Chapitre 8.2, la menace

150 39 3
                                    

[...]

 — Une bière !, réclama-t-il aussitôt.

L'aubergiste s'exécuta sans poser de questions, posant une chope remplie à ras bord devant Hvitur dans l'instant. Celui-ci arqua les sourcils, un sourire appréciateur coulant sur ses lèvres.

— Hé bah ! C'est qu'elles sont bien remplies vos chopes !

Il laissa échapper un rire gras avant de vider le godet d'une seule lampée. Le goût amer contre sa langue, son haleine enfin gorgée de cet alcool qui lui avait tant manqué, l'îlien soupira bruyamment, trop heureux d'enfin retrouver son péché mignon. Il n'était rien en ce foutu monde qu'il aime plus que la bière. Ou peut-être aimait-il plus les femmes. Ou les siestes. Ou la bonne bouffe... Il aimait tant de choses, au final. Hvitur était, à l'image de tout vatner se respectant un tant soit peu, un bon vivant.

Il adressa un sourire moins grossier au patron, qui sembla se détendre un peu face à cette expression plus bienveillante.

— J'vous en prendrai une autre !

Bien qu'ayant quelque peu baissé sa garde, le tavernier obéit instantanément, comme craignant de réveiller en son bien inhabituel client une quelconque colère destructrice.
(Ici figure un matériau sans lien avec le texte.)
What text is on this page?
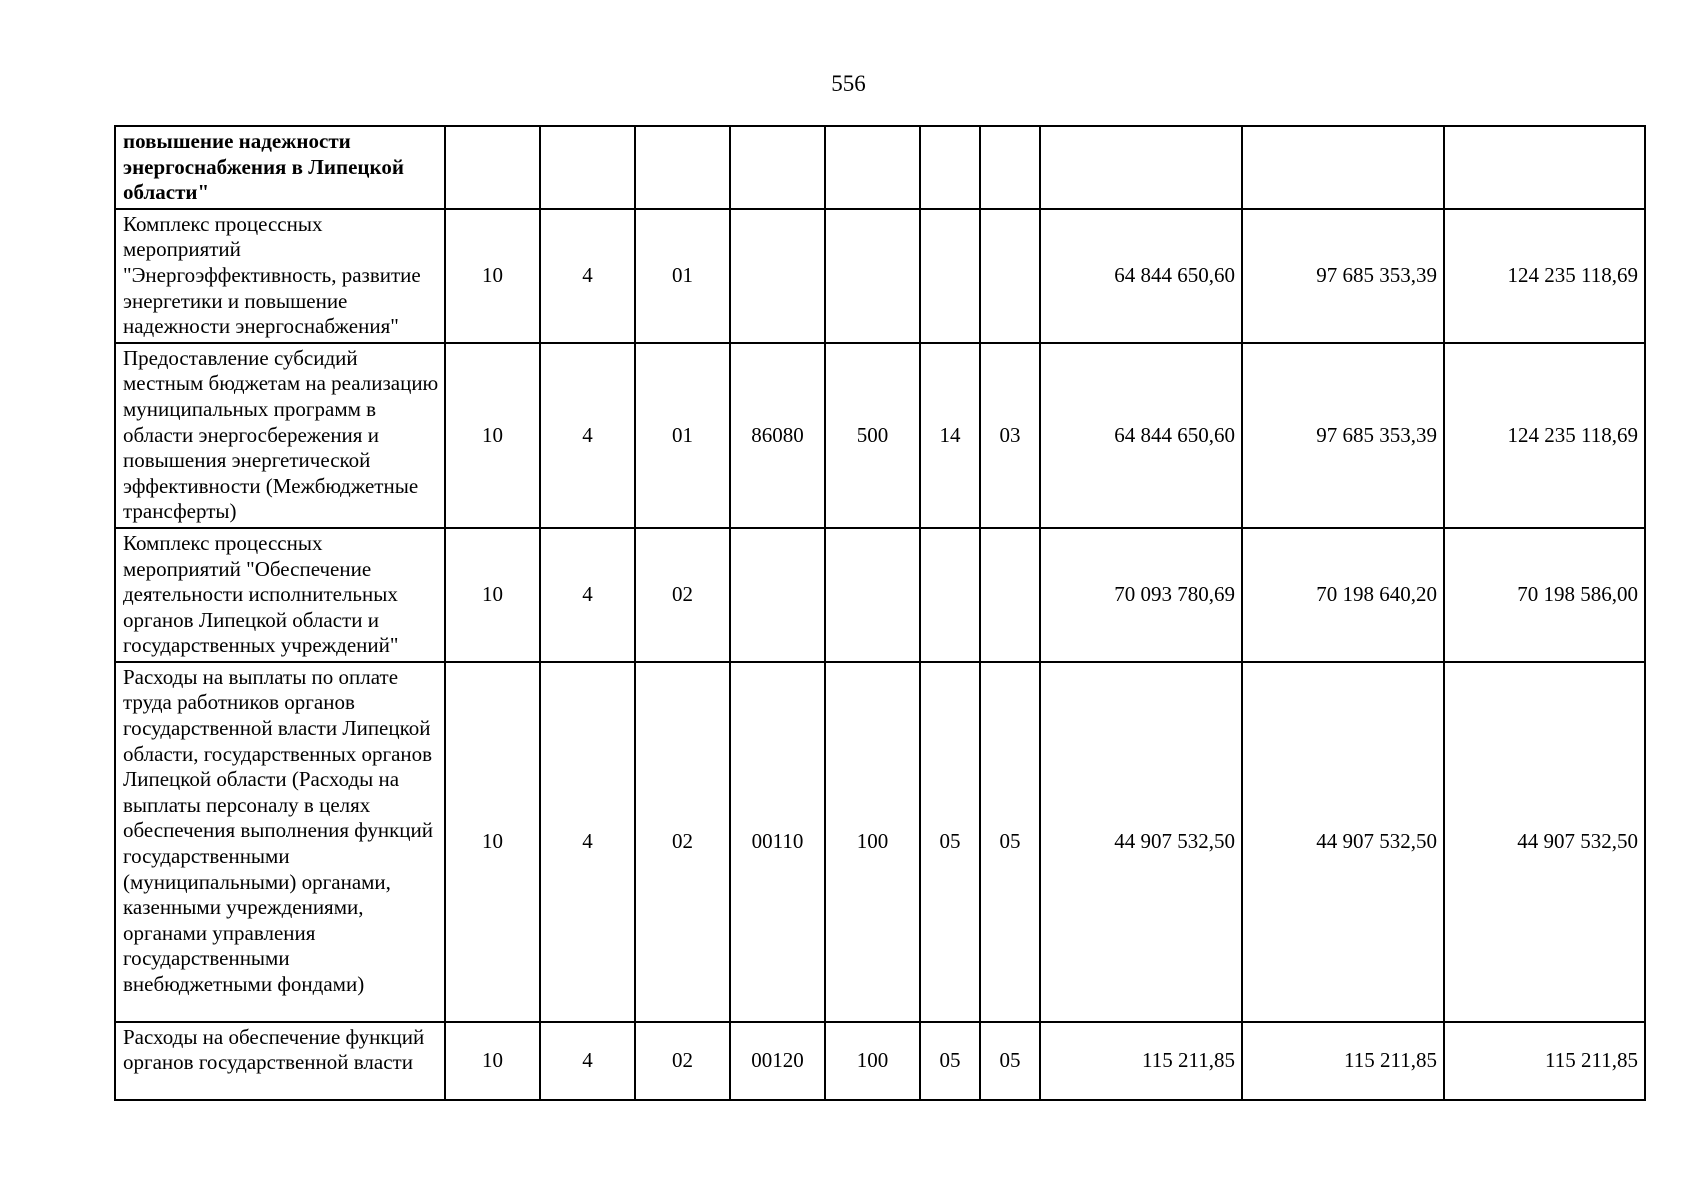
556
повышение надежности энергоснабжения в Липецкой области"										
Комплекс процессных мероприятий "Энергоэффективность, развитие энергетики и повышение надежности энергоснабжения"	10	4	01					64 844 650,60	97 685 353,39	124 235 118,69
Предоставление субсидий местным бюджетам на реализацию муниципальных программ в области энергосбережения и повышения энергетической эффективности (Межбюджетные трансферты)	10	4	01	86080	500	14	03	64 844 650,60	97 685 353,39	124 235 118,69
Комплекс процессных мероприятий "Обеспечение деятельности исполнительных органов Липецкой области и государственных учреждений"	10	4	02					70 093 780,69	70 198 640,20	70 198 586,00
Расходы на выплаты по оплате труда работников органов государственной власти Липецкой области, государственных органов Липецкой области (Расходы на выплаты персоналу в целях обеспечения выполнения функций государственными (муниципальными) органами, казенными учреждениями, органами управления государственными внебюджетными фондами)	10	4	02	00110	100	05	05	44 907 532,50	44 907 532,50	44 907 532,50
Расходы на обеспечение функций органов государственной власти	10	4	02	00120	100	05	05	115 211,85	115 211,85	115 211,85
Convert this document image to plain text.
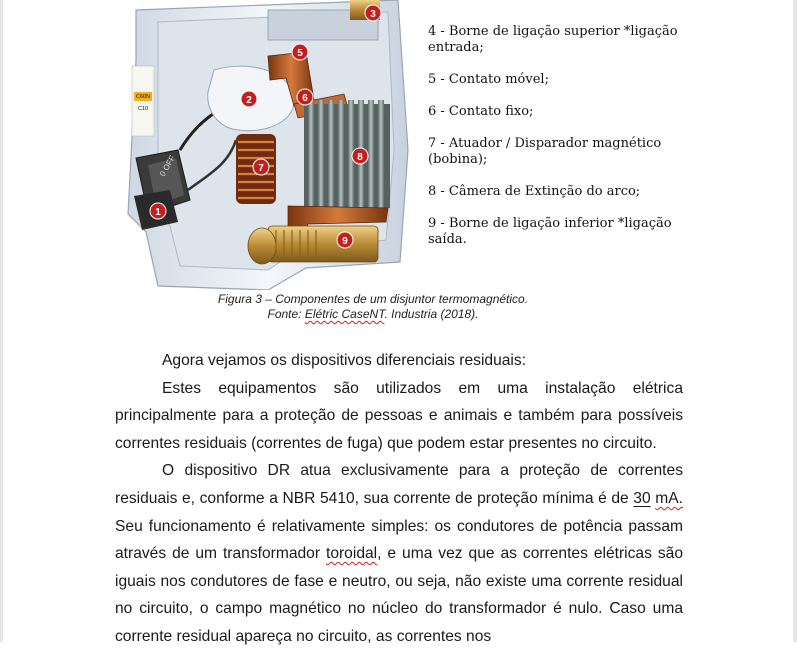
C60N
C10
0 OFF
1
2
3
5
6
7
8
9

4 - Borne de ligação superior *ligação entrada;

5 - Contato móvel;

6 - Contato fixo;

7 - Atuador / Disparador magnético (bobina);

8 - Câmera de Extinção do arco;

9 - Borne de ligação inferior *ligação saída.

Figura 3 – Componentes de um disjuntor termomagnético.
Fonte: Elétric CaseNT. Industria (2018).

Agora vejamos os dispositivos diferenciais residuais:

Estes equipamentos são utilizados em uma instalação elétrica principalmente para a proteção de pessoas e animais e também para possíveis correntes residuais (correntes de fuga) que podem estar presentes no circuito.

O dispositivo DR atua exclusivamente para a proteção de correntes residuais e, conforme a NBR 5410, sua corrente de proteção mínima é de 30 mA. Seu funcionamento é relativamente simples: os condutores de potência passam através de um transformador toroidal, e uma vez que as correntes elétricas são iguais nos condutores de fase e neutro, ou seja, não existe uma corrente residual no circuito, o campo magnético no núcleo do transformador é nulo. Caso uma corrente residual apareça no circuito, as correntes nos
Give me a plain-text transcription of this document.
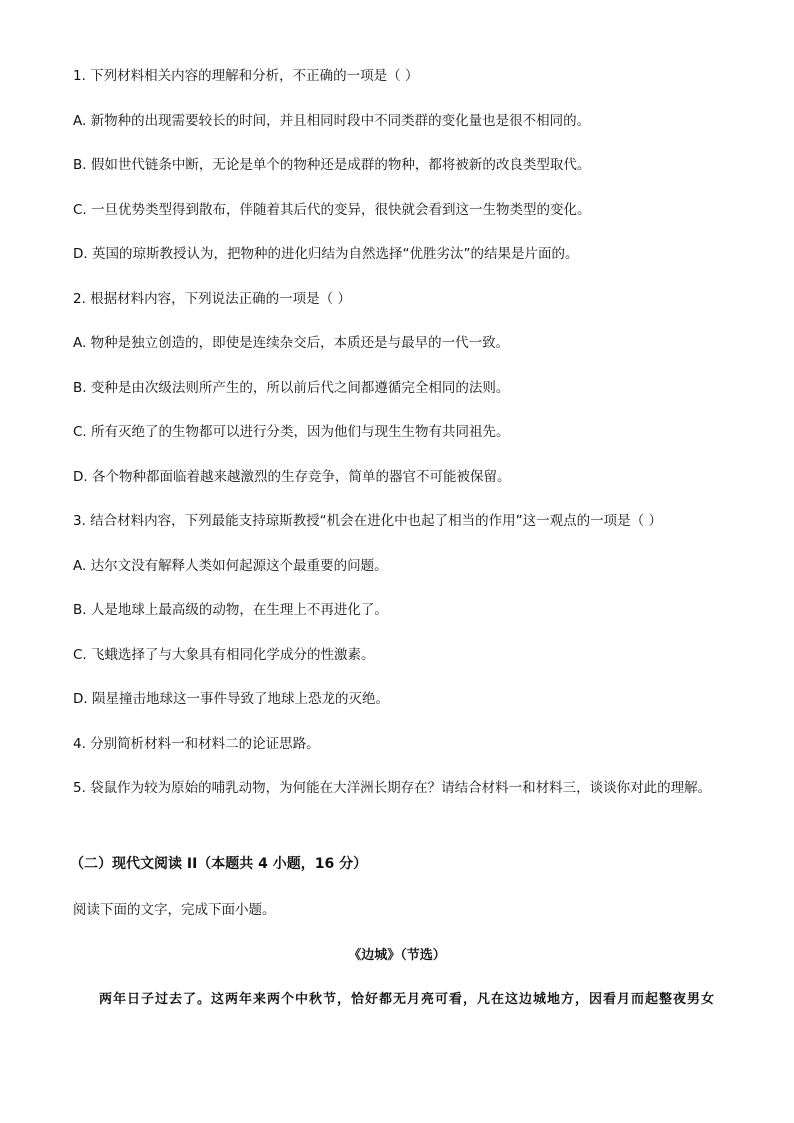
1. 下列材料相关内容的理解和分析，不正确的一项是（ ）
A. 新物种的出现需要较长的时间，并且相同时段中不同类群的变化量也是很不相同的。
B. 假如世代链条中断，无论是单个的物种还是成群的物种，都将被新的改良类型取代。
C. 一旦优势类型得到散布，伴随着其后代的变异，很快就会看到这一生物类型的变化。
D. 英国的琼斯教授认为，把物种的进化归结为自然选择“优胜劣汰”的结果是片面的。
2. 根据材料内容，下列说法正确的一项是（ ）
A. 物种是独立创造的，即使是连续杂交后，本质还是与最早的一代一致。
B. 变种是由次级法则所产生的，所以前后代之间都遵循完全相同的法则。
C. 所有灭绝了的生物都可以进行分类，因为他们与现生生物有共同祖先。
D. 各个物种都面临着越来越激烈的生存竞争，简单的器官不可能被保留。
3. 结合材料内容，下列最能支持琼斯教授“机会在进化中也起了相当的作用”这一观点的一项是（ ）
A. 达尔文没有解释人类如何起源这个最重要的问题。
B. 人是地球上最高级的动物，在生理上不再进化了。
C. 飞蛾选择了与大象具有相同化学成分的性激素。
D. 陨星撞击地球这一事件导致了地球上恐龙的灭绝。
4. 分别简析材料一和材料二的论证思路。
5. 袋鼠作为较为原始的哺乳动物，为何能在大洋洲长期存在？请结合材料一和材料三，谈谈你对此的理解。
（二）现代文阅读 II（本题共 4 小题，16 分）
阅读下面的文字，完成下面小题。
《边城》（节选）
两年日子过去了。这两年来两个中秋节，恰好都无月亮可看，凡在这边城地方，因看月而起整夜男女
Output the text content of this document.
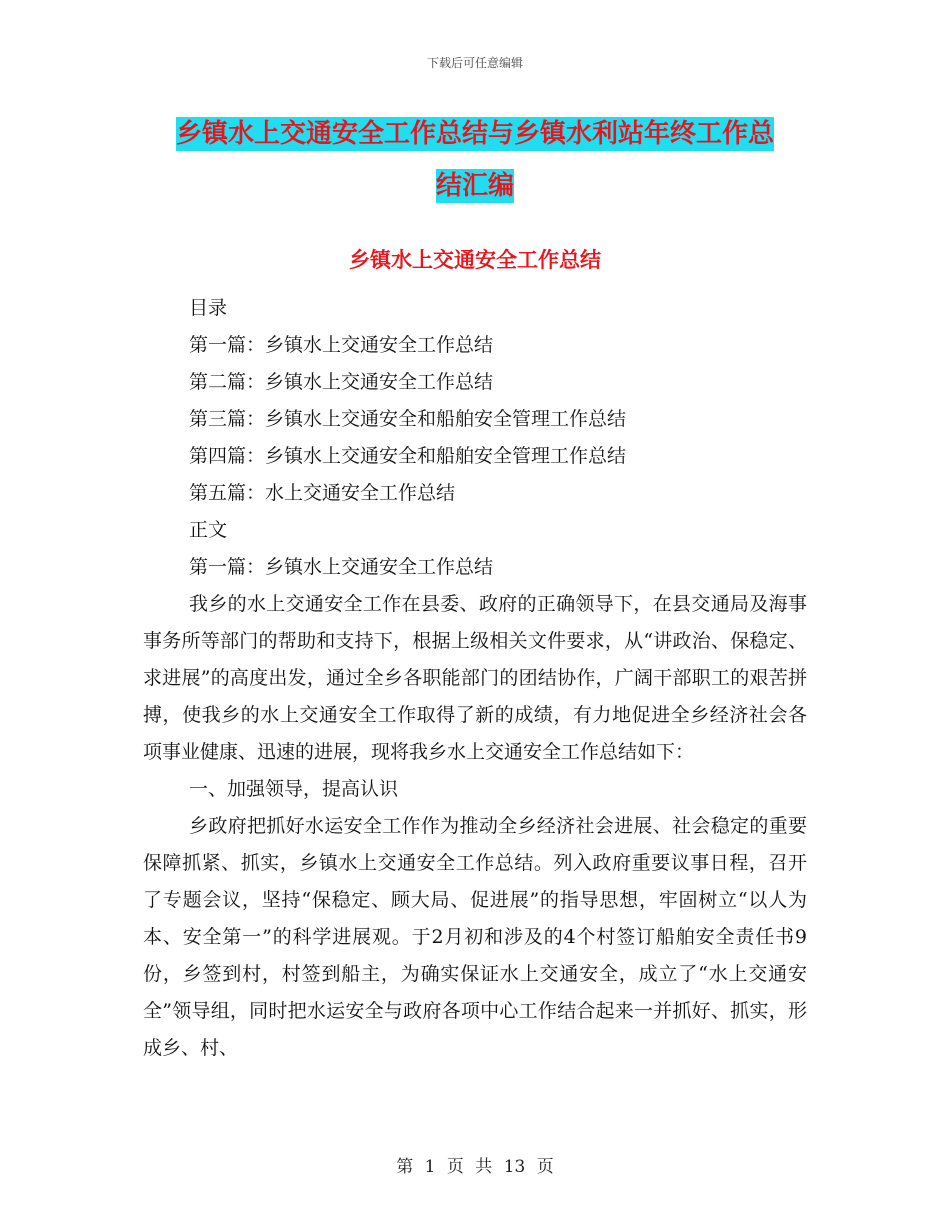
下载后可任意编辑
乡镇水上交通安全工作总结与乡镇水利站年终工作总
结汇编
乡镇水上交通安全工作总结
目录
第一篇：乡镇水上交通安全工作总结
第二篇：乡镇水上交通安全工作总结
第三篇：乡镇水上交通安全和船舶安全管理工作总结
第四篇：乡镇水上交通安全和船舶安全管理工作总结
第五篇：水上交通安全工作总结
正文
第一篇：乡镇水上交通安全工作总结

我乡的水上交通安全工作在县委、政府的正确领导下，在县交通局及海事事务所等部门的帮助和支持下，根据上级相关文件要求，从“讲政治、保稳定、求进展”的高度出发，通过全乡各职能部门的团结协作，广阔干部职工的艰苦拼搏，使我乡的水上交通安全工作取得了新的成绩，有力地促进全乡经济社会各项事业健康、迅速的进展，现将我乡水上交通安全工作总结如下：

一、加强领导，提高认识

乡政府把抓好水运安全工作作为推动全乡经济社会进展、社会稳定的重要保障抓紧、抓实，乡镇水上交通安全工作总结。列入政府重要议事日程，召开了专题会议，坚持“保稳定、顾大局、促进展”的指导思想，牢固树立“以人为本、安全第一”的科学进展观。于2月初和涉及的4个村签订船舶安全责任书9份，乡签到村，村签到船主，为确实保证水上交通安全，成立了“水上交通安全”领导组，同时把水运安全与政府各项中心工作结合起来一并抓好、抓实，形成乡、村、

第 1 页 共 13 页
Hvitur ne put s'empêcher de ricaner en réalisant quel effet il avait sur les gens. Tous le craignaient par nature, simplement parce qu'il ressemblait encore à un homme des îles. Tous le voyaient comme un prédateur, un barbare, alors même qu'il avait abandonné tout cela, jusqu'à son nom, pour préférer la foi à sa vie de pillard sanguinaire. Il avait préféré suivre sa propre voie, s'affranchir de la folie barbare des vatners, fuir ce qu'on attendait de lui... Il n'était pas un homme de mal et le savait bien. Les Sides lui avaient pardonné ses péchés, il en était certain.

— Z'êtes loin de chez vous...

Hvitur leva un regard amusé vers l'aubergiste, arquant un sourcil.

— Ah ! Vous avez une langue !

— 'Faut pas vous vexer, m'sieur. Les gars des îles, z'ont pas très bonne réputation vous savez.

— Oh, ça, je le sais bien, répondit le barbu dans un rire franc.

Il but une gorgée de bière, ravi de son goût. Sa satisfaction apparut certainement sur son visage, puisque le patron tenta de se faire plus vendeur

— Elle vous plaît ? J'la brasse moi-même.

— C'est meilleur qu'la pisse qu'on boit dans les îles. Mais je suis pas venu là pour parler de bière. Je suis venu pour en boire, et pour savoir où j'suis.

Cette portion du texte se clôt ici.